JUNE
O queenly month of indolent repose!
I drink thy breath in sips of rare perfume,
As in thy downy lap of clover-bloom
I nestle like a drowsy child and doze
The lazy hours away. The zephyr throws
The shifting shuttle of the Summer's loom
And weaves a damask-work of gleam and gloom
Before thy listless feet. The lily blows
A bugle-call of fragrance o'er the glade;
And, wheeling into ranks, with plume and spear,
Thy harvest-armies gather on parade;
While, faint and far away, yet pure and clear,
A voice calls out of alien lands of shade:—
All hail the Peerless Goddess of the Year!
THE TREE-TOAD
"'S cur'ous-like," said the tree-toad,
"I've twittered fer rain all day;
And I got up soon,
And hollered tel noon—
But the sun, hit blazed away,
Tell I jest clumb down in a crawfish-hole,
Weary at hart, and sick at soul!
"Dozed away fer an hour,
And I tackled the thing agin:
And I sung, and sung,
Tel I knowed my lung
Was jest about give in;
And THEN, thinks I, ef hit don't rain NOW,
They's nothin' in singin', anyhow!
"Onc't in a while some farmer
Would come a-drivin' past;
And he'd hear my cry,
And stop and sigh—
Tel I jest laid back, at last,
And I hollered rain tel I thought my th'oat
Would bust wide open at ever' note!
"But I FETCHED her!—O I FETCHED her!—
'Cause a little while ago,
As I kindo' set,
With one eye shet,
And a-singin' soft and low,
A voice drapped down on my fevered brain,
A-sayin',—'EF YOU'LL JEST HUSH I'LL RAIN!'"
A SONG OF LONG AGO
A song of Long Ago:
Sing it lightly—sing it low—
Sing it softly—like the lisping of the lips we
used to know
When our baby-laughter spilled
From the glad hearts ever filled
With music blithe as robin ever trilled!
Let the fragrant summer breeze,
And the leaves of locust-trees,
And the apple-buds and blossoms, and the
wings of honey-bees,
All palpitate with glee,
Till the happy harmony
Brings back each childish joy to you and me.

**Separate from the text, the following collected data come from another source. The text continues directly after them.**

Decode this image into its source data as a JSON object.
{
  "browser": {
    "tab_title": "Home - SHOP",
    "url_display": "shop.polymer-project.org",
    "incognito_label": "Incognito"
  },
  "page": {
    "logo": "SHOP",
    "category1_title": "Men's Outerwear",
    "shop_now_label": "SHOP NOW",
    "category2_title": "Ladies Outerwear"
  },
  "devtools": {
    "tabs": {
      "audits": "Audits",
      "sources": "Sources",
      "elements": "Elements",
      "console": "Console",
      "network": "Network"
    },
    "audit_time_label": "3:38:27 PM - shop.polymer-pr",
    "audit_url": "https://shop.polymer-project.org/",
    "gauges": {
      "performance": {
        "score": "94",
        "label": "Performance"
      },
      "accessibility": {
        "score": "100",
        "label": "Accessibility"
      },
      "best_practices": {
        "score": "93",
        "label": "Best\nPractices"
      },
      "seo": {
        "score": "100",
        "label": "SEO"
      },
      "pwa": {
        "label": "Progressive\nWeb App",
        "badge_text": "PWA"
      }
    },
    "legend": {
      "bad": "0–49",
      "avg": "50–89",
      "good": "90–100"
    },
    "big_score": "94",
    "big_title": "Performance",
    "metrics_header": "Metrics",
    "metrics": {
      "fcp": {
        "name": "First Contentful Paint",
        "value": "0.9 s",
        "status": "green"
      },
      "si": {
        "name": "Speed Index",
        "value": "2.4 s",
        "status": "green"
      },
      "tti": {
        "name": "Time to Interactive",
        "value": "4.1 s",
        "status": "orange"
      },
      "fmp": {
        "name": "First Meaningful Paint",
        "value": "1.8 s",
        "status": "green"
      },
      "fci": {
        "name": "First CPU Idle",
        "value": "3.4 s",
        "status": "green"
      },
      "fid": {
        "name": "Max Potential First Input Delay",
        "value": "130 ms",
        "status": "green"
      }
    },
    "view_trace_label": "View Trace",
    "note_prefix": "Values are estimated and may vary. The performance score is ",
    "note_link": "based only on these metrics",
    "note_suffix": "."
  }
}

Let the eyes of fancy turn
Where the tumbled pippins burn
Like embers in the orchard's lap of tangled
grass and fern,—
There let the old path wind
In and out and on behind
The cider-press that chuckles as we grind.
Blend in the song the moan
Of the dove that grieves alone,
And the wild whir of the locust, and the
bumble's drowsy drone;
And the low of cows that call
Through the pasture-bars when all
The landscape fades away at evenfall.
Then, far away and clear,
Through the dusky atmosphere,
Let the wailing of the killdee be the only
sound we hear:
O sad and sweet and low
As the memory may know
Is the glad-pathetic song of Long Ago!